We live in two particular spiritual dimensions.
We live as part of history – that our weeping for our dead echoes the cries of those who wept at the destruction of Jerusalem — first, at the hands of the Babylonians; second, at the hands of the Romans. We are weeping for our dead, in the year 2019.
But, we join our hands together with theirs, and we say: You had your losses as well. We are with you. History binds us together. History lives in all of us, and through all of us. We do not walk alone.
And – as much as we live as part of history; as much as we live in the dimension of time – we also live in the dimension of space.
There are those who mourn in Zion and Jerusalem. They mourn those who are gifted and blessed in years; they mourn those who have died of cancer, and heart disease, and Alzheimers.
There are those who mourn in Zion and Jerusalem because of loved ones and friends who have fallen victim to terror – those who, in the words of the great modern Hebrew poet Bialik, “have died before their time, and before anyone’s time.”
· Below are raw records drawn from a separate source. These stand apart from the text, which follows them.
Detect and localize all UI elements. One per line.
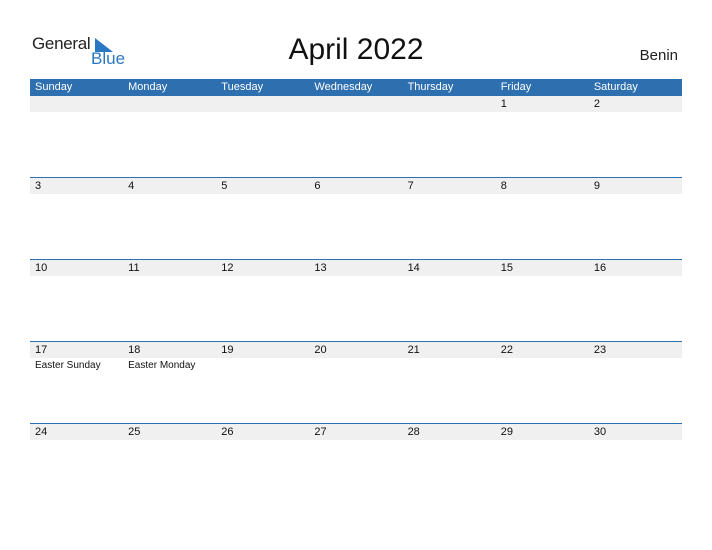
day-number: 13 bbox=[314, 262, 327, 274]
date-strip: 17 18 19 20 21 22 23 bbox=[30, 342, 682, 358]
day-number bbox=[123, 96, 216, 112]
holiday-label bbox=[309, 358, 402, 372]
holiday-label bbox=[496, 194, 589, 195]
day-number bbox=[403, 96, 496, 112]
holiday-label bbox=[309, 112, 402, 113]
holiday-label bbox=[403, 276, 496, 277]
weekday-saturday: Saturday bbox=[593, 81, 638, 93]
holiday-label bbox=[309, 194, 402, 195]
day-number: 8 bbox=[500, 180, 507, 192]
day-number: 16 bbox=[593, 262, 607, 274]
holiday-label bbox=[123, 112, 216, 113]
day-number: 6 bbox=[314, 180, 321, 192]
holiday-label bbox=[589, 194, 682, 195]
events-row bbox=[30, 440, 682, 441]
day-number: 26 bbox=[221, 426, 234, 438]
day-number: 25 bbox=[128, 426, 141, 438]
day-number bbox=[309, 96, 402, 112]
day-number: 7 bbox=[407, 180, 414, 192]
day-number: 22 bbox=[500, 344, 513, 356]
date-strip: 3 4 5 6 7 8 9 bbox=[30, 178, 682, 194]
day-number: 11 bbox=[128, 262, 140, 274]
holiday-label bbox=[30, 112, 123, 113]
holiday-label bbox=[216, 440, 309, 441]
day-number: 21 bbox=[407, 344, 420, 356]
country-label: Benin bbox=[639, 47, 678, 64]
weekday-friday: Friday bbox=[500, 81, 532, 93]
date-strip: 24 25 26 27 28 29 30 bbox=[30, 424, 682, 440]
holiday-label bbox=[123, 194, 216, 195]
weekday-monday: Monday bbox=[128, 81, 168, 93]
holiday-label bbox=[403, 194, 496, 195]
day-number: 4 bbox=[128, 180, 135, 192]
day-number: 29 bbox=[500, 426, 513, 438]
holiday-label bbox=[496, 276, 589, 277]
holiday-label bbox=[216, 358, 309, 372]
holiday-label bbox=[309, 276, 402, 277]
holiday-label bbox=[496, 358, 589, 372]
day-number: 20 bbox=[314, 344, 327, 356]
holiday-label bbox=[589, 358, 682, 372]
week-row: 10 11 12 13 14 15 16 bbox=[30, 259, 682, 341]
holiday-label bbox=[589, 276, 682, 277]
day-number: 1 bbox=[500, 98, 507, 110]
day-number: 14 bbox=[407, 262, 420, 274]
day-number: 23 bbox=[593, 344, 607, 356]
date-strip: 10 11 12 13 14 15 16 bbox=[30, 260, 682, 276]
events-row: Easter Sunday Easter Monday bbox=[30, 358, 682, 372]
day-number: 5 bbox=[221, 180, 228, 192]
holiday-label bbox=[216, 194, 309, 195]
day-number: 3 bbox=[35, 180, 42, 192]
day-number: 17 bbox=[35, 344, 48, 356]
week-row: 12 bbox=[30, 96, 682, 177]
weekday-thursday: Thursday bbox=[407, 81, 454, 93]
calendar-title: April 2022 bbox=[288, 33, 424, 66]
holiday-label bbox=[123, 276, 216, 277]
day-number: 10 bbox=[35, 262, 48, 274]
day-number: 30 bbox=[593, 426, 607, 438]
holiday-label bbox=[496, 440, 589, 441]
day-number bbox=[30, 96, 123, 112]
holiday-label bbox=[589, 112, 682, 113]
holiday-label: Easter Monday bbox=[128, 360, 196, 371]
holiday-label bbox=[123, 440, 216, 441]
holiday-label bbox=[403, 112, 496, 113]
day-number: 28 bbox=[407, 426, 420, 438]
day-number bbox=[216, 96, 309, 112]
weekday-header: Sunday Monday Tuesday Wednesday Thursday… bbox=[30, 79, 682, 96]
day-number: 15 bbox=[500, 262, 513, 274]
holiday-label bbox=[30, 276, 123, 277]
holiday-label bbox=[403, 358, 496, 372]
calendar-grid: Sunday Monday Tuesday Wednesday Thursday… bbox=[30, 79, 682, 505]
day-number: 19 bbox=[221, 344, 234, 356]
day-number: 24 bbox=[35, 426, 48, 438]
week-row: 24 25 26 27 28 29 30 bbox=[30, 423, 682, 505]
weekday-tuesday: Tuesday bbox=[221, 81, 264, 93]
holiday-label bbox=[216, 112, 309, 113]
holiday-label bbox=[216, 276, 309, 277]
events-row bbox=[30, 194, 682, 195]
holiday-label bbox=[403, 440, 496, 441]
day-number: 27 bbox=[314, 426, 327, 438]
holiday-label bbox=[30, 194, 123, 195]
events-row bbox=[30, 112, 682, 113]
day-number: 9 bbox=[593, 180, 600, 192]
day-number: 2 bbox=[593, 98, 600, 110]
holiday-label bbox=[30, 440, 123, 441]
holiday-label bbox=[589, 440, 682, 441]
holiday-label bbox=[496, 112, 589, 113]
holiday-label bbox=[309, 440, 402, 441]
weekday-wednesday: Wednesday bbox=[314, 81, 373, 93]
weekday-sunday: Sunday bbox=[35, 81, 73, 93]
holiday-label: Easter Sunday bbox=[35, 360, 101, 371]
date-strip: 12 bbox=[30, 96, 682, 112]
events-row bbox=[30, 276, 682, 277]
day-number: 18 bbox=[128, 344, 141, 356]
week-row: 17 18 19 20 21 22 23 Easter Sunday Easter Monday bbox=[30, 341, 682, 423]
day-number: 12 bbox=[221, 262, 234, 274]
week-row: 3 4 5 6 7 8 9 bbox=[30, 177, 682, 259]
History lives in all of us, and through all of us. We do not walk alone. In times of grief, and in times of joy – time collapses. Space collapses. And souls become attached to one another – across the millennia, and across the miles.
That is what the death of George Salkin, avi u-mori, has taught me. In the midst of my mourning, I am one with everyone who has ever mourned.
There is one last thing that I have learned, or that I remembered – and once again, I learned it in this place.
It came up as a question. I was to be here for shiva on the Friday night after my father died. It was the first Friday night of March. The Shabbat Live Band was to be here to play.
Someone asked the following question: Is that really appropriate? After all, the rabbi is in mourning. Wouldn’t the service be too festive, too joyful for him?
But, you could say the same when anyone dies. It cannot simply be about the rabbi’s loss. Any family in this synagogue can and does experience a death. Shall we therefore silence the band when that happens?
I was clear in my answer to the questioner – who only meant well, who was utterly sensitive, utterly solicitous of my feelings.
No, I said. Shabbat is a joyful time. You are not even supposed to mourn on Shabbat. Why is that?
Because of a very special Jewish way of viewing the world. It is a way that flies in the face of our culture of personalism, where I expect that society is going to meet my needs at any given time.
It is simply this: The emotions of the community, and the emotions of the calendar – always take precedence over the emotions of the individual.
Communal joy trumps individual sadness. Shabbat trumps shiva.
Communal sadness trumps individual joy. Yom Ha Shoah trumps a wedding.
Through one 98 year-old man’s singular death, I learned once again of the power of community, and the power of history.
To all those of you who were malachei ha-sharet, ministering angels of God – you who served as God’s stand-ins in providing comfort and meaning – I shall remain ever grateful.
Wishing you continued healing and sweet memories of your dad — now and always. (Not written with a fountain pen!)